A Thousand Ways (Part One): A Phone Call 

Carolina Performing Arts | 600 Highwaymen | Tuesday, Mar. 2–Sunday, Mar. 14; $15 suggested donation 

At exactly 2 p.m. last Thursday, I dialed a number somewhere in southeastern Massachusetts, entered a six-digit event code on my cell phone, and joined a conference call from my home office with a total stranger. And just like that, I found myself plunged into a disquieting theatrical future.

“This is not going to be… a conversation,” said a voice at the other end of the phone, pausing awkwardly mid-sentence.

Thus began part one of A Thousand Ways, a multi-platform performance art triptych that Carolina Performing Arts is presenting starting this week. The stilted inflection continued: “It might feel like it”—pause—“should be, but it’s not.”

The narrator of the production’s first installment, titled A Phone Call—and the only voice heard during the work, outside of contributions solicited from our two-person audience—had already asked us to say hello: “Nothing else. Just hello.” Then it cast us, in a still-to-be-revealed drama, as Person A and Person B—and warned us to listen up, since its abilities as an interlocutor were limited. “I try to speak with clearness,” it confessed, “but I cannot repeat.”

Great moments in theatrical elocution? Hardly. But then again, the sole performer from the New York-based company in our virtual dress rehearsal wasn’t even human: It was an artificial intelligence-driven voice app. Over the next 50 or so minutes, the vocal clone would lead us through a curious mélange of braided experiences. Its central story, about a broken-down car leaving our group stranded, is an obvious enough metaphor for the country’s current moment.

“The feeling of abandonment [evoked in A Phone Call]—being thrown out in the middle of nowhere, having to figure out how to respond and survive—makes sense for our times,” noted audience member Sara Billmann, who participated in another performance of the work.

But as that narrative continues, the audience is prompted to provide increasing amounts of material for the performance. The initial traumatic narrative becomes interlaced with seemingly random requests for biographical information. Among them are items that seem lifted from a marketing questionnaire: Are we married? Do we smoke? Have we ever held a gun?

As A Phone Call continues, the AI’s requests become more personal, soliciting information about our heritage, and the people we come from: What they valued, and what we did and didn’t carry on from them. Descriptions of first-grade classmates and a photo from childhood lead, at the end, to very pointed, particularly disclosive questions: What is something that is gone, that you wish you could get back, and that you know won’t ever return?

These prompts, in turn, are interwoven with requests for details of where we’re experiencing the work, and physical cues to perform a series of seemingly simple acts, some of which will be familiar to those acquainted with somatic psychology: the self-comfort of a gently stroked forearm or eyebrow, the grounding effect of a hand on one’s chest or cheek.

If these discursive activities seem off-putting in print, well before the end of A Phone Call, they become aimed at something that so many of us badly need to conjure in our current social moment: a sense of intimacy—of swift, close knowing between two total strangers.

In recent decades, social scientists have toyed with the idea of accelerated intimacy. A famous set of 36 questions developed in the 1990s has been claimed to help any two people fall in love.

But the pandemic has put our culture’s issues around attachment and relationships into sharper focus. As the COVID-19 crisis has threatened human lives, it has also threatened and circumscribed—where it hasn’t fundamentally erased—the possibilities of intimacy itself.

Co-creator Abigail Browde notes how intimate encounters have become “much more precious, much more charged” in a time when it’s become unsafe to encounter one another.

“We weren’t so good with strangers to begin with—gravitating, falling prey to divisive ideas and assumptions about who one another were, in this concept of the Other,” she says. “We were doubling down with fear on that kind of categorization and an inability to widen the ways we hold or approach one another. It was like, God help us if we are now literally perceiving, even more than we were to begin with, that one another’s bodies are threats.”

That development comes with troubling implications.

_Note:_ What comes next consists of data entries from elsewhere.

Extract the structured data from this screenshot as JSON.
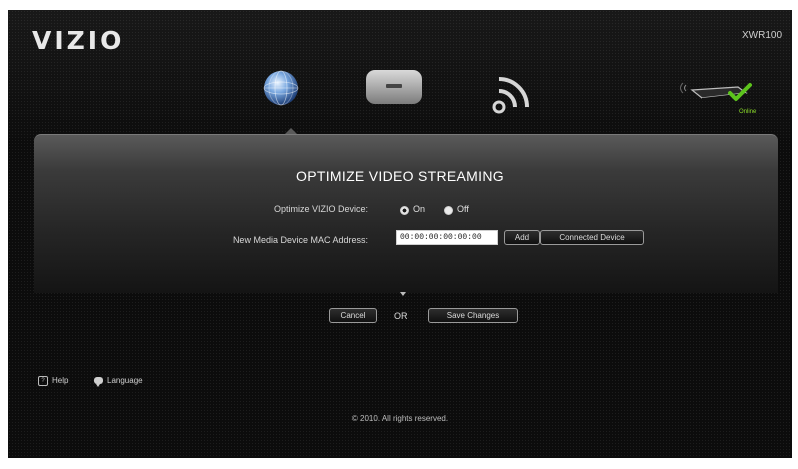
{
  "header": {
    "logo": "VIZIO",
    "model": "XWR100"
  },
  "nav": {
    "icons": [
      "globe-icon",
      "router-icon",
      "wifi-icon"
    ],
    "device_status": "Online"
  },
  "panel": {
    "title": "OPTIMIZE VIDEO STREAMING",
    "optimize_label": "Optimize VIZIO Device:",
    "optimize_options": [
      "On",
      "Off"
    ],
    "optimize_selected": "Off",
    "mac_label": "New Media Device MAC Address:",
    "mac_value": "00:00:00:00:00:00",
    "add_label": "Add",
    "connected_label": "Connected Device"
  },
  "actions": {
    "cancel_label": "Cancel",
    "or_text": "OR",
    "save_label": "Save Changes"
  },
  "footer": {
    "help_label": "Help",
    "language_label": "Language",
    "copyright": "© 2010. All rights reserved."
  },
  "colors": {
    "background": "#0c0c0c",
    "online": "#8dde2b",
    "accent_check": "#5cc31c"
  }
}
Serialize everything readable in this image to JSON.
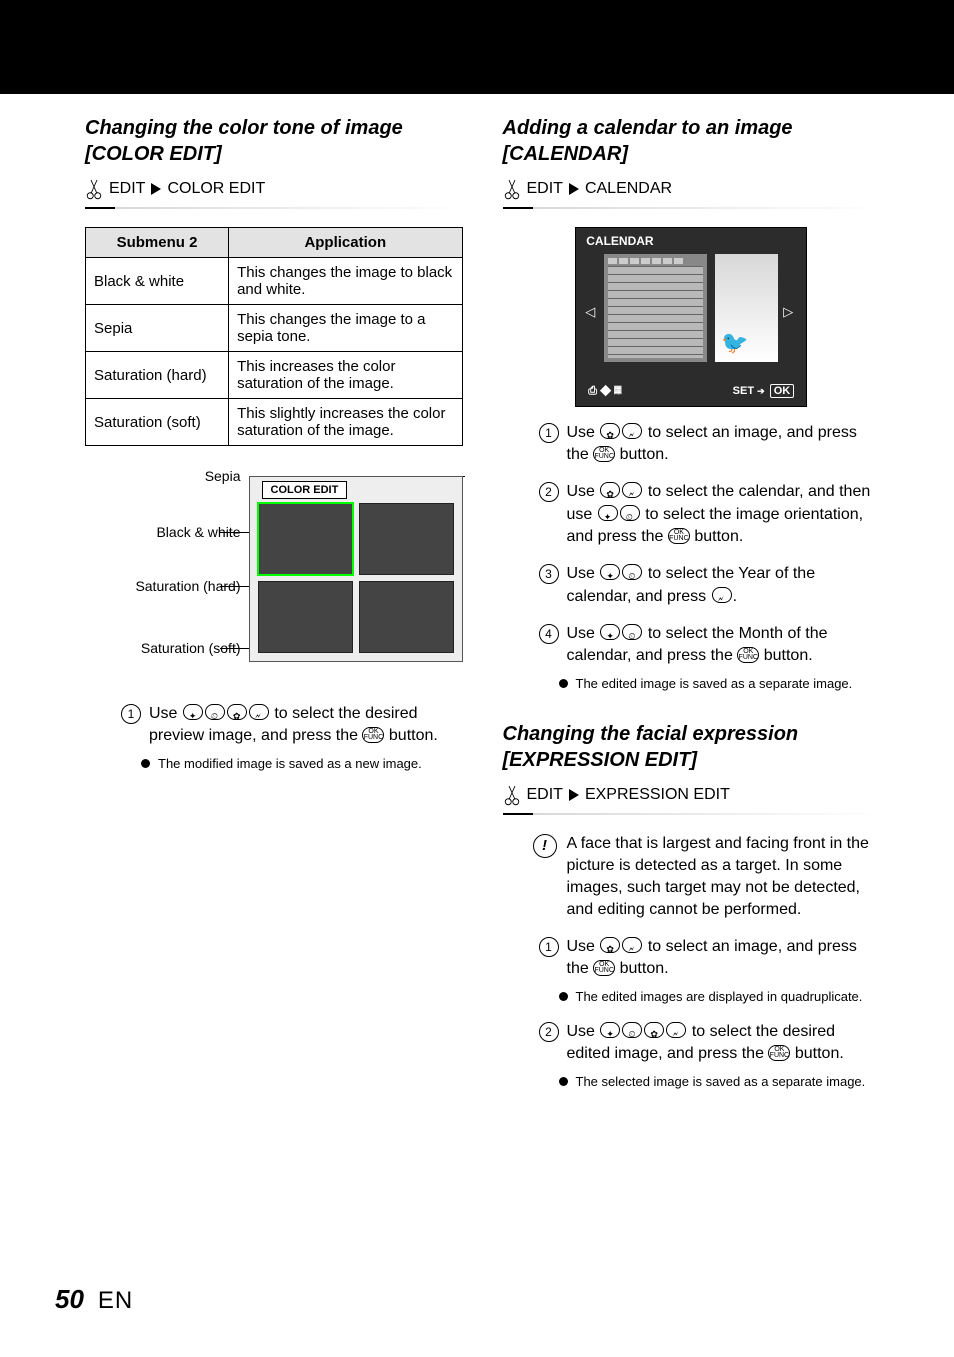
{
  "page_number": "50",
  "page_lang": "EN",
  "left": {
    "title": "Changing the color tone of image [COLOR EDIT]",
    "crumb_root": "EDIT",
    "crumb_leaf": "COLOR EDIT",
    "table": {
      "h1": "Submenu 2",
      "h2": "Application",
      "rows": [
        {
          "a": "Black & white",
          "b": "This changes the image to black and white."
        },
        {
          "a": "Sepia",
          "b": "This changes the image to a sepia tone."
        },
        {
          "a": "Saturation (hard)",
          "b": "This increases the color saturation of the image."
        },
        {
          "a": "Saturation (soft)",
          "b": "This slightly increases the color saturation of the image."
        }
      ]
    },
    "diagram": {
      "l1": "Sepia",
      "l2": "Black & white",
      "l3": "Saturation (hard)",
      "l4": "Saturation (soft)",
      "box_title": "COLOR EDIT"
    },
    "step1_a": "Use ",
    "step1_b": " to select the desired preview image, and press the ",
    "step1_c": " button.",
    "bullet1": "The modified image is saved as a new image."
  },
  "right1": {
    "title": "Adding a calendar to an image [CALENDAR]",
    "crumb_root": "EDIT",
    "crumb_leaf": "CALENDAR",
    "calbox_title": "CALENDAR",
    "footer_left": "⎙ ◆ 𝄜",
    "footer_set": "SET",
    "footer_ok": "OK",
    "s1a": "Use ",
    "s1b": " to select an image, and press the ",
    "s1c": " button.",
    "s2a": "Use ",
    "s2b": " to select the calendar, and then use ",
    "s2c": " to select the image orientation, and press the ",
    "s2d": " button.",
    "s3a": "Use ",
    "s3b": " to select the Year of the calendar, and press ",
    "s3c": ".",
    "s4a": "Use ",
    "s4b": " to select the Month of the calendar, and press the ",
    "s4c": " button.",
    "bullet": "The edited image is saved as a separate image."
  },
  "right2": {
    "title": "Changing the facial expression [EXPRESSION EDIT]",
    "crumb_root": "EDIT",
    "crumb_leaf": "EXPRESSION EDIT",
    "warn": "A face that is largest and facing front in the picture is detected as a target. In some images, such target may not be detected, and editing cannot be performed.",
    "s1a": "Use ",
    "s1b": " to select an image, and press the ",
    "s1c": " button.",
    "bullet1": "The edited images are displayed in quadruplicate.",
    "s2a": "Use ",
    "s2b": " to select the desired edited image, and press the ",
    "s2c": " button.",
    "bullet2": "The selected image is saved as a separate image."
  }
}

“‘Who is perceived to be dangerous to me’ is the sort of survival question that has gotten hardened and amplified in ways that are obviously highly discouraging,” Browde says.

To counter that narrative, Browde and co-creator Michael Silverstone have woven together a surprisingly contemplative narrative of disaster and its aftermath and placed it against the backdrop of its audience members’ individual lives. The result is an unlikely work of psychosocial synesthesia: an audio work that manages to help us see one another, and a participatory story about strangers, in which the participants are no longer strangers by its end.

Its somatic strategies and carefully selected mind games invoke internal mental channels of communication to deal with trauma. As raw material, they incorporate not only the story outlined in the text, but the people who are participating in its telling. In short: This is necessary practice in intimacy, in a world where intimacy itself seems to harder and harder to find.

“It’s forcing us to reimagine a world which is more open, and where there are more opportunities to find connections and meet people from all walks of life,” Billmann says. Despite everything that divides us, she finds A Phone Call “a reminder that, at the core, we still have much in common, even if the surface differences might be the most apparent.”